A lo largo de los años, Roth ha generado tanta prensa que la transformación podría rastrearse en hemerotecas, desempolvando entrevistas o reseñas de las publicaciones clave de Estados Unidos. Aunque nunca descuida esa base documental, Pierpont conoce al autor en persona y, como cuenta en el prólogo, lleva una década hablando con él de «libros y de política y de mil otras cosas», con lo que tiene una línea directa con sus opiniones. Ese diálogo es atípicamente fructífero en el estudio. Roth no sólo se ha prestado a conversar «largo y tendido» sobre su obra, sino que a veces asoma como un divertido comentarista de su vida. Por ejemplo, cuando se le menciona su relación con el psicoanálisis, acota que la terapia a que se sometió en los años sesenta fue un «lavado de cerebro», e incluso se explaya: «Como los norcoreanos, el psiquiatra te torturaba y te torturaba con falsas interpretaciones, y cuando paraba te sentías tan agradecido que las aceptas sin más».

Roth rara vez ha aceptado sin más, sin embargo, las interpretaciones sesgadas de sus libros, que empezaron cuando el primero de todos, Goodbye, Columbus (1959), ganó el National Book Award. El autor tenía veintiséis años y una afición al ruido acorde. «¿Qué está haciéndose para silenciar a este hombre?», dijo un rabino de su comunidad. No se trataba sólo de que la voz de Roth no le hacía ninguna gracia. El problema estribaba en la representación de personajes judíos bastante menos que virtuosos, así como en retratos de familias como la que había visto nacer a Roth en Newark (Nueva Jersey) en 1933. Que las costumbres de una minoría sujeta a prejuicios raciales motivaran escenas cómico-satíricas se consideraba, como poco, de mal gusto. Más tarde, en una conferencia sobre «escritores y minorías», Roth debió afrontar la pregunta con trampa de si hubiera escrito el cuento «El defensor de la fe», que presenta a un artero soldado judío, de haberse encontrado en la Alemania nazi. Parte de la respuesta fue que él se encontraba en la democracia estadounidense, pero al cabo aceptaría que, a quince años del Holocausto, era muy pronto para hacer retratos provocadores. Tan mal trago pasó, en cualquier caso, que se prometió: «Nunca más volveré a escribir sobre los judíos».
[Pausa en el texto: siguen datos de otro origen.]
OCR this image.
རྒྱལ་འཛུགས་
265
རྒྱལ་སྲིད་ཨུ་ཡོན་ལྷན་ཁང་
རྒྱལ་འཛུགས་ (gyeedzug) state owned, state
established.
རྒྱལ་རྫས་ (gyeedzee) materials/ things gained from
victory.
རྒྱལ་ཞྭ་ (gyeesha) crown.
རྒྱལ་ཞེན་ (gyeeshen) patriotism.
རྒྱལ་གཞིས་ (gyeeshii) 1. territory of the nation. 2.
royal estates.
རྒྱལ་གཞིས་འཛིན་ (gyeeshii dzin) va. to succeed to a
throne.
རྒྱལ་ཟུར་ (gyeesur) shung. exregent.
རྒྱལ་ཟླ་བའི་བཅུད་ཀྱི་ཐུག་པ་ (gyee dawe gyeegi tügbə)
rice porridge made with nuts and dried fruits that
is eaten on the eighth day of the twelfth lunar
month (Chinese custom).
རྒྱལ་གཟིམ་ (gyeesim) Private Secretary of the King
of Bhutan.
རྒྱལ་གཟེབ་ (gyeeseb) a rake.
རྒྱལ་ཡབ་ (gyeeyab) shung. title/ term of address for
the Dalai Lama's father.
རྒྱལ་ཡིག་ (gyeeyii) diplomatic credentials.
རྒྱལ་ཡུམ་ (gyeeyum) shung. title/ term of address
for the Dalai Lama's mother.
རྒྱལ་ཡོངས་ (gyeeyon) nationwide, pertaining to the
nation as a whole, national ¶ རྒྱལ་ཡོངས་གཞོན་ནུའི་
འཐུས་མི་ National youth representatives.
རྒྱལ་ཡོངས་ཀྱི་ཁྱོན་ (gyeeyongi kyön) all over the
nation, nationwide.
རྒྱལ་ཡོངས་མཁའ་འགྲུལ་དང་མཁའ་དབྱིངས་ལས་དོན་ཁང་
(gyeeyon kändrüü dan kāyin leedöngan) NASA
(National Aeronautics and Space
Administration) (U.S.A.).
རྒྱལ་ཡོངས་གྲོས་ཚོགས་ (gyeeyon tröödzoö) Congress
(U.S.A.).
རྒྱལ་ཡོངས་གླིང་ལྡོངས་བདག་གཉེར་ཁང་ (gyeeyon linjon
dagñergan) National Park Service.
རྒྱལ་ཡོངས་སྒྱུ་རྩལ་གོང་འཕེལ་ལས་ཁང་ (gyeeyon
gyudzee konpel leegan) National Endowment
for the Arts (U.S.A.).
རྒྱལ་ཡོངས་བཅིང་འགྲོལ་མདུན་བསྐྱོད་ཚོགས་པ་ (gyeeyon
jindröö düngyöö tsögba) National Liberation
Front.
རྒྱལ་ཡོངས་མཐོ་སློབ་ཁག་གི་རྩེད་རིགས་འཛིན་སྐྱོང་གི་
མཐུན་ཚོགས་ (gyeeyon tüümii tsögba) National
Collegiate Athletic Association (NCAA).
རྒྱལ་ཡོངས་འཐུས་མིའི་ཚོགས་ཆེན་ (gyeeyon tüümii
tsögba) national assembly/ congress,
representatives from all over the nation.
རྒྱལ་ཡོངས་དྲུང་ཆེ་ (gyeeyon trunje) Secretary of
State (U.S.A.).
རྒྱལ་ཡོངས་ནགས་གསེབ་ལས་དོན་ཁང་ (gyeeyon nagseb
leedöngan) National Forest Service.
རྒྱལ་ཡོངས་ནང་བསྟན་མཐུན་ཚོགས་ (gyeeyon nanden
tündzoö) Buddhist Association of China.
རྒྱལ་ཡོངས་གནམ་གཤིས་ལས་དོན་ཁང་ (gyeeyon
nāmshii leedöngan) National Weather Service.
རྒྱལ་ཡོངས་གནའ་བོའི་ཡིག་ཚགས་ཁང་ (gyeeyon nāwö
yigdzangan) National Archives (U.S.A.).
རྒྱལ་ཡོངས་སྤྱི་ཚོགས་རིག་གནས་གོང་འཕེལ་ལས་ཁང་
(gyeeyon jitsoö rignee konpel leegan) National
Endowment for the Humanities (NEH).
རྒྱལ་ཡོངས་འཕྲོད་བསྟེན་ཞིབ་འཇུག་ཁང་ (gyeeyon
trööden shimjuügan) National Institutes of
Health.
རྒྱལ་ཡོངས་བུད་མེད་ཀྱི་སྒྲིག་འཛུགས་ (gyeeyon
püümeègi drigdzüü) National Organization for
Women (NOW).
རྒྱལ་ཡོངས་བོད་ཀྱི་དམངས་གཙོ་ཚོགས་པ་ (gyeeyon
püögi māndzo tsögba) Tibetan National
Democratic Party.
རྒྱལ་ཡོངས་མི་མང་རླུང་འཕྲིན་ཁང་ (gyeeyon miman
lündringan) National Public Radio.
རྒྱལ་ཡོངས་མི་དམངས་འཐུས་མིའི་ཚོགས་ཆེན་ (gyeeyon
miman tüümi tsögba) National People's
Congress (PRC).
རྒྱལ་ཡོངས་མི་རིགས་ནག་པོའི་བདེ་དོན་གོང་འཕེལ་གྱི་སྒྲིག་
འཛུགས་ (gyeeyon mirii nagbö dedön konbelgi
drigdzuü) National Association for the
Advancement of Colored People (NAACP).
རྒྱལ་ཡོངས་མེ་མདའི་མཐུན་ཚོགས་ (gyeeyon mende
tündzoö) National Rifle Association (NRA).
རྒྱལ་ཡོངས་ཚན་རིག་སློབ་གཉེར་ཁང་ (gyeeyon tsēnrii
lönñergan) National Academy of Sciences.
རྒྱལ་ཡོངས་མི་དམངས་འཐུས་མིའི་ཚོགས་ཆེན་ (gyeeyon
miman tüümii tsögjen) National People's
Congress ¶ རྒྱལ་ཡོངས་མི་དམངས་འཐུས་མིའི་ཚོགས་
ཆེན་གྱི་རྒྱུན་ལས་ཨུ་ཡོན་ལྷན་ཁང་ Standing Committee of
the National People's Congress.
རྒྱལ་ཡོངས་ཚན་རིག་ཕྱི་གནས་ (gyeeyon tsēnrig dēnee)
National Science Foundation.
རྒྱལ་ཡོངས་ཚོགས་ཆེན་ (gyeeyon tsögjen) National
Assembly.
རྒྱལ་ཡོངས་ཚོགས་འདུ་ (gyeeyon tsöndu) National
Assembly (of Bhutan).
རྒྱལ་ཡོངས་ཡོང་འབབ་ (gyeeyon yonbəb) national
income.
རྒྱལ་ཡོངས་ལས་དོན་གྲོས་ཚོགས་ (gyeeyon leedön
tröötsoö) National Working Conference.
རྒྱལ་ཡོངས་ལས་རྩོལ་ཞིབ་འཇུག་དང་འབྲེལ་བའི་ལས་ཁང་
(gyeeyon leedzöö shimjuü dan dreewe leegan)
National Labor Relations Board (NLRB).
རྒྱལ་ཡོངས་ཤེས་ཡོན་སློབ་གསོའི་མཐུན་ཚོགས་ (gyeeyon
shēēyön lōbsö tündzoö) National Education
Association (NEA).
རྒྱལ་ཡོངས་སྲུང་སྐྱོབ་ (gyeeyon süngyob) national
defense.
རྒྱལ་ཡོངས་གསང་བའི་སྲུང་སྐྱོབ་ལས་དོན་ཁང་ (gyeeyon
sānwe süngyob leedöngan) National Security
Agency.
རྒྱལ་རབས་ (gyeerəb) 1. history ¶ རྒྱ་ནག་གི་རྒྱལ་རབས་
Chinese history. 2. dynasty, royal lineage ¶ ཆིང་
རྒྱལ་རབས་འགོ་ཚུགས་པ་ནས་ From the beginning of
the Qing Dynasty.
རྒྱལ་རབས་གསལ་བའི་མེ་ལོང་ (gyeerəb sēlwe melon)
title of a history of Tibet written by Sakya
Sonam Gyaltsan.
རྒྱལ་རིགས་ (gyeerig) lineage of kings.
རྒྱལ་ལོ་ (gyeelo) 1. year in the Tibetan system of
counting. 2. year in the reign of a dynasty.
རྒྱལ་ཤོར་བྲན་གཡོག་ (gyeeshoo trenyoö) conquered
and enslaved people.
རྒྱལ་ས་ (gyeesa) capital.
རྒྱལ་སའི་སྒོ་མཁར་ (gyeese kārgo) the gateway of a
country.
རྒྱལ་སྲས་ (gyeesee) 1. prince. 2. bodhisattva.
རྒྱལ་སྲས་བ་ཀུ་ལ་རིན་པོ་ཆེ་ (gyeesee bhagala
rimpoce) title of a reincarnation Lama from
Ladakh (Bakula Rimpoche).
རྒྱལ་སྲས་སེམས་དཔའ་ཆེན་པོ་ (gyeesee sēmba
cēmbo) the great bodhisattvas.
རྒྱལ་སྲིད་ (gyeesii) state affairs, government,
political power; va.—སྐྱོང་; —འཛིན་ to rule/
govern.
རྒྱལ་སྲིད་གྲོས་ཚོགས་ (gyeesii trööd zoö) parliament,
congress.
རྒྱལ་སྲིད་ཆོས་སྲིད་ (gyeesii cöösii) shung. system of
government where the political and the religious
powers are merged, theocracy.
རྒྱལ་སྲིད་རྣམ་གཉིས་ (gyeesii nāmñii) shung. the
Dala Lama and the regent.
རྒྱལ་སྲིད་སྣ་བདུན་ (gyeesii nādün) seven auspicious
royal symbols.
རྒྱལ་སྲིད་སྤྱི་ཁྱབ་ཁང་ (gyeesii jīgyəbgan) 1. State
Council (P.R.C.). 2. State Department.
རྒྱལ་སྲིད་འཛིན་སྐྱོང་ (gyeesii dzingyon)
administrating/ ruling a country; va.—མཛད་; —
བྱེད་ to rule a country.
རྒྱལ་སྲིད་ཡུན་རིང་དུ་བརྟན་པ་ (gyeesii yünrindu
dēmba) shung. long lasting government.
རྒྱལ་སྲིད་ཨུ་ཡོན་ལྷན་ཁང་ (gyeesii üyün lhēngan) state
Roth no sólo se ha prestado a conversar «largo y tendido» sobre su obra, sino que a veces asoma como un divertido comentarista de su vida

La promesa duró en esencia dos novelas: Deudas y dolores (1962) y Cuando ella era buena (1962), que Pierpont considera, acertadamente, reñidas con los fuertes del autor. Jugando con el título original de la primera, Letting Go («Soltarse»), afirma que en ellas Roth hizo todo lo posible por «no soltarse». Ambos libros parecen algo encorsetados en la tradición norteamericana de los dilemas morales, las observaciones de circunstancia y los arcos narrativos amplios. Y no tienen, por cierto, un solo personaje judío. La gran influencia era Henry James, uno de los héroes insospechados del autor, y el resultado se emparentó con obras de escritores como Richard Yates, William Maxwell o John Updike. Es obvio que Roth podría haber seguido en esta línea, aun cuando la recepción de las dos novelas fue tibia, pero imaginarlo como un escritor dueño de buenas maneras (y cuasiprotestante) sería entrar en lo que él mismo llamó una «contravida». La realidad apunta a la novela que publicó a continuación, una sátira alborotadora, atrevida y plenamente judeonorteamericana, como es El mal de Portnoy (1969).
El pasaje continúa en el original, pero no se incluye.